Lettre à Nauplie
J’aurais aimé participer avec vous à l’atelier consacré
« au théâtre, à l’art et à la littérature francophone ». En ces temps
troublés pour nombre de pays du pourtour de la méditerranée, une réflexion
autour du théâtre prend tout son sens. C’est en Grèce qu’est née la tragédie
pour aider l’homme à affronter le chaos et à poursuivre seul un chemin
incertain. Je suis heureux, et je vous en remercie, qu’à Nauplie des
professeurs et des étudiants examinent cette littérature francophone encore balbutiante.
A la vérité, le terme de francophone me dérange à cause des
sous-entendus et non-dits qu’il véhicule. Il n’y en a malheureusement pas
d’autre pour désigner toute cette production en langue française en marge de
l’hexagone. Pour moi, écrire en français relève de conditions historiques
indéniables ; je m’en suis accommodé et j’ai fini par écrire un français
qui sonne arabe sans pour autant déroger à la syntaxe ni à la prosodie de la
langue. Cela n’a pas été sans un travail acharné sur l’écriture.
Jeune lycéen, j’ai commencé par écrire du théâtre.
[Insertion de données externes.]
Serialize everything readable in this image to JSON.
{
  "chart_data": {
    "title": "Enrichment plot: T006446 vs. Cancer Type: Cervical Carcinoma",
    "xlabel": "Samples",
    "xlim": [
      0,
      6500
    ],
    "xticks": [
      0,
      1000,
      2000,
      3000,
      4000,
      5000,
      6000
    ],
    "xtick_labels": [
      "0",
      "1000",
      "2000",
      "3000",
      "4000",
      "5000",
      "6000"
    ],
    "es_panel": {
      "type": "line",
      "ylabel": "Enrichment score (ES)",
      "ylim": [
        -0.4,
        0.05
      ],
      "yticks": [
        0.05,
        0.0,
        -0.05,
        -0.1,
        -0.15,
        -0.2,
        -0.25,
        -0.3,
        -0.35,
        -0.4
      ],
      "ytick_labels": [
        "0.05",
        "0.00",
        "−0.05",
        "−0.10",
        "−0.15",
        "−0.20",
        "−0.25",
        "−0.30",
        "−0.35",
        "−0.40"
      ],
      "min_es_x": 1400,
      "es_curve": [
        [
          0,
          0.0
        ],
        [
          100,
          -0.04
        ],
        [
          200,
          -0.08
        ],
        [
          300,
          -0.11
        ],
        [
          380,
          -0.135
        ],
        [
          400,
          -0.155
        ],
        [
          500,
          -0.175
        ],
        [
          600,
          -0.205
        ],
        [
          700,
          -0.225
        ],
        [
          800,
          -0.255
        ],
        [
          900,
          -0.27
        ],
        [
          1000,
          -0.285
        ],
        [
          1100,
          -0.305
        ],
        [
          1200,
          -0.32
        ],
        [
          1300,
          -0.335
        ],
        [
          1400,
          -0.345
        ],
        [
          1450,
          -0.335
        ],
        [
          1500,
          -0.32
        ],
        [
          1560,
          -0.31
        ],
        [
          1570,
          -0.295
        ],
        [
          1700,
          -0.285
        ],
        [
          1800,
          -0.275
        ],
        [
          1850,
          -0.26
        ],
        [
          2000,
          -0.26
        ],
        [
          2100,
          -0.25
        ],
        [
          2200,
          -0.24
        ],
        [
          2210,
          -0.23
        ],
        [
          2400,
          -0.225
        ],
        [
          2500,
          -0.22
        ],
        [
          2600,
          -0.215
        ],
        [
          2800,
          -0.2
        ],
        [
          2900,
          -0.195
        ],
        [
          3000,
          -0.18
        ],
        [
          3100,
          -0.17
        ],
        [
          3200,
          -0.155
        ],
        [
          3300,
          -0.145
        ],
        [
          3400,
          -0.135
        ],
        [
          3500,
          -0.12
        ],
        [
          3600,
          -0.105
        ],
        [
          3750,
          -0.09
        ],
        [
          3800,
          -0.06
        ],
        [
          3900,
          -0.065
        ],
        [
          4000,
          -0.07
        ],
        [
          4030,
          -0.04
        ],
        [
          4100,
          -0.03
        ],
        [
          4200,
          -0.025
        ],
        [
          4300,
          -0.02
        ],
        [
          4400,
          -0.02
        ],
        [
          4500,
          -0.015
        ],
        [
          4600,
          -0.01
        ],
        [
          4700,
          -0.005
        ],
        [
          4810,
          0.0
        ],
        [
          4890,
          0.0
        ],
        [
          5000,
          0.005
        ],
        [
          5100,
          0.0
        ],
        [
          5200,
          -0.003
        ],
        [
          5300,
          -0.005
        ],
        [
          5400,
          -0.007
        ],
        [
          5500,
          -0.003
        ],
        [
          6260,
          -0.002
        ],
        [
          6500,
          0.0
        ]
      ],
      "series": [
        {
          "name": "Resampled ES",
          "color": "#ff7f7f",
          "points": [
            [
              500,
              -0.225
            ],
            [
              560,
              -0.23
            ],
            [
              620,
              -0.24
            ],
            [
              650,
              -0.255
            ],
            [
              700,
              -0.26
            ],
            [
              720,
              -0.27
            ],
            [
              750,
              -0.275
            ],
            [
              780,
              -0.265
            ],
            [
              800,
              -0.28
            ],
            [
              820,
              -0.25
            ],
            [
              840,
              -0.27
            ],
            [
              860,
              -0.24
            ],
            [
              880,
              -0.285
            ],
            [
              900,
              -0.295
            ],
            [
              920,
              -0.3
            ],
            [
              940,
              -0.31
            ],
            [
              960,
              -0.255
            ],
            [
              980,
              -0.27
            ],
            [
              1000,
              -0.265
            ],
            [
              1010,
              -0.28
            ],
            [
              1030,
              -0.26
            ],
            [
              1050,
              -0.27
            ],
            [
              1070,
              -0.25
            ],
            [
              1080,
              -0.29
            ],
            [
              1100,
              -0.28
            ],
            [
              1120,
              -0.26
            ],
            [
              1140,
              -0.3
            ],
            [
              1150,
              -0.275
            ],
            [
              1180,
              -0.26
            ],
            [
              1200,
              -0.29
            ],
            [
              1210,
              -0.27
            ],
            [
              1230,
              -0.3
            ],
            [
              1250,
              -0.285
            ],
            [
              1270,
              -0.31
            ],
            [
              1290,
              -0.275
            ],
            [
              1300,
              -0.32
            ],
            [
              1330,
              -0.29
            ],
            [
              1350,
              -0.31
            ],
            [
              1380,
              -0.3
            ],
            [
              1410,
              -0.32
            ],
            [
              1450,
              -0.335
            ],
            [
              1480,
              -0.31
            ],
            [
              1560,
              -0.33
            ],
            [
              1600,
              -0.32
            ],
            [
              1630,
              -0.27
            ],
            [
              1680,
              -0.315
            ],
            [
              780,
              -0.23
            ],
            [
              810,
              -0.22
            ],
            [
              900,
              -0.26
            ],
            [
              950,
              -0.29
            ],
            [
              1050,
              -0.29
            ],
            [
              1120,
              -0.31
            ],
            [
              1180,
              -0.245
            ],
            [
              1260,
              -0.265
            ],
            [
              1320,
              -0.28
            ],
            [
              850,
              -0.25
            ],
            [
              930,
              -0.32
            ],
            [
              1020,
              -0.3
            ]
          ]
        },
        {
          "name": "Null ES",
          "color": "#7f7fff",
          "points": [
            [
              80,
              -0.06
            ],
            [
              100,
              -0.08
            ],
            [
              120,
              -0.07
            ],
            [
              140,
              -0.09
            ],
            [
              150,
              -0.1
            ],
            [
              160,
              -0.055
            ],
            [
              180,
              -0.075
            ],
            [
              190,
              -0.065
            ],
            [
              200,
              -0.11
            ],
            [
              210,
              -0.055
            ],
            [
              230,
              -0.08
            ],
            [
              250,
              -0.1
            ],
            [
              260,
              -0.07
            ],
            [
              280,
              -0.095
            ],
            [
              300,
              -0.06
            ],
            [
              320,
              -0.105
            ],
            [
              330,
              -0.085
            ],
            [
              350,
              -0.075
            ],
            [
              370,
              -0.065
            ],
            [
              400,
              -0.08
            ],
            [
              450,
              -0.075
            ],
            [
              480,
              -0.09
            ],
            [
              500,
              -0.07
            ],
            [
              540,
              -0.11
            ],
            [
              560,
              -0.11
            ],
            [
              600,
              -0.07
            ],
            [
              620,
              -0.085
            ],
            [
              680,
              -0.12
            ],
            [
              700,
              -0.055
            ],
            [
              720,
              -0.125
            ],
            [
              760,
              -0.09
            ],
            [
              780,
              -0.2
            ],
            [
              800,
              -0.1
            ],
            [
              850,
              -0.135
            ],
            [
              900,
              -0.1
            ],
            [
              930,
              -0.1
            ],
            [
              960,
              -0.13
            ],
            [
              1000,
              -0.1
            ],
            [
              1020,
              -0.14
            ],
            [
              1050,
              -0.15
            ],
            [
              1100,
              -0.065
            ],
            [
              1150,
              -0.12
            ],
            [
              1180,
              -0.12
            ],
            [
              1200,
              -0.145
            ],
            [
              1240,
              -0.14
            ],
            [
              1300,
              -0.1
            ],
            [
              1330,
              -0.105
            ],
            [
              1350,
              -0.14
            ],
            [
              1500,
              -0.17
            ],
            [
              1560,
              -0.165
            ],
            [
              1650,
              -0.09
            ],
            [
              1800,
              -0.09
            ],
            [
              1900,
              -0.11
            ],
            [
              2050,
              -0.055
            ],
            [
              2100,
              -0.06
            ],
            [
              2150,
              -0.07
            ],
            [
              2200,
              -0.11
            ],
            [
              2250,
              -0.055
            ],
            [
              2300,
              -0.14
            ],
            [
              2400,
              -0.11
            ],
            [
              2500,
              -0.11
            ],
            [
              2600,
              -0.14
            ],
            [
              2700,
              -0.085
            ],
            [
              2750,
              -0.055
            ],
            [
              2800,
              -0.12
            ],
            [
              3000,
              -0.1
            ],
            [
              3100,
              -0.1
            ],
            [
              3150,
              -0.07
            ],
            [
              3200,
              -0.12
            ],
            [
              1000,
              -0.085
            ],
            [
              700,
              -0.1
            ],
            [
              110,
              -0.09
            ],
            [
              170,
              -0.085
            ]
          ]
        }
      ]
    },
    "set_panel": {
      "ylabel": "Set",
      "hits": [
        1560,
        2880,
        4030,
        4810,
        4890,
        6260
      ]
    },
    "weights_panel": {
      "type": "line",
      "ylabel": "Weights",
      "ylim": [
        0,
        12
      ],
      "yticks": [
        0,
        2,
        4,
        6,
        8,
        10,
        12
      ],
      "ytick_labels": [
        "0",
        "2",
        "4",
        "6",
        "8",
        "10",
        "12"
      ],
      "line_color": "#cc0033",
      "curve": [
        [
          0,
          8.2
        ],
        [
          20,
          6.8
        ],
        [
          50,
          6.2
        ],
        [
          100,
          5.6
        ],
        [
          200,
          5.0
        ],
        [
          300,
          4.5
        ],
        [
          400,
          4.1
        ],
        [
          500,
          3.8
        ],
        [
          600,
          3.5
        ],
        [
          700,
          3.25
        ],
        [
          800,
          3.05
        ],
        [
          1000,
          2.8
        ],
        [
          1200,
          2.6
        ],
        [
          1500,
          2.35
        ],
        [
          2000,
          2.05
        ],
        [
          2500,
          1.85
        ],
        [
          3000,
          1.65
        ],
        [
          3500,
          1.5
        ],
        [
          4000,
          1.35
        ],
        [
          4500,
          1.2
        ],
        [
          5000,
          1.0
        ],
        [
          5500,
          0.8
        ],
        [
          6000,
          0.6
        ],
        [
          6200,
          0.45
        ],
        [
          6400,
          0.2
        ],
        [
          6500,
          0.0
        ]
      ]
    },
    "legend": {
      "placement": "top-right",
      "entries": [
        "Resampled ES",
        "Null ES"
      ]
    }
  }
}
La
tragédie grecque me fascinait, et quelle ne fut ma surprise en découvrant qu’un
Algérien utilisait déjà la technique dramaturgique d’Eschyle : Le Cercle des représailles de Kateb
Yacine me laissa pantois !
…
Mostaganem, ma ville natale est connue pour abriter le
premier festival de théâtre amateur du pays. Elle a donné naissance à Kaki Ould
Aberrahmane (1934-1995) que l’on peut considérer comme le père fondateur du
théâtre moderne algérien. Nous sommes nés dans le même quartier populaire de
Tigditt. A l’été 1964, je lui avais montré les pièces que j’écrivais à
l’époque, imitées de Camus, Beckett et Ionesco, l’ère était à l’absurde. Je le
revois me dire que mes pièces étaient trop bavardes et statiques. Que le
théâtre était mouvement et tension dramatique de situation par delà les mots.
Que le théâtre s’adresse à un public et qu’en Algérie il fallait lui parler en
arabe dialectal pour l’intéresser. Ce qui stoppa mon enthousiasme juvénile. Il
disait vrai et cela me fit réfléchir.
…
Ce n’est qu’en 1994, avec la complicité d’Alain Rais
(1932-2011), que je m’y remis. Nous travaillâmes ensemble à l’adaptation de mon
« roman » L’épreuve de l’arc,
jouée au théâtre de l’Essaïon, à Paris, puis en 2009 au montage de Traverser, joué au Lucernaire, à Paris.
Il me redonna le goût d’écrire pour le théâtre en m’initiant au métier de la
scène et en me faisant comprendre la distinction entre langue théâtrale et
parlers nationaux.
…
Aujourd’hui, j’ai plusieurs pièces en chantier et tente de
relever le défi !
Je souhaite plein succès à vos journées.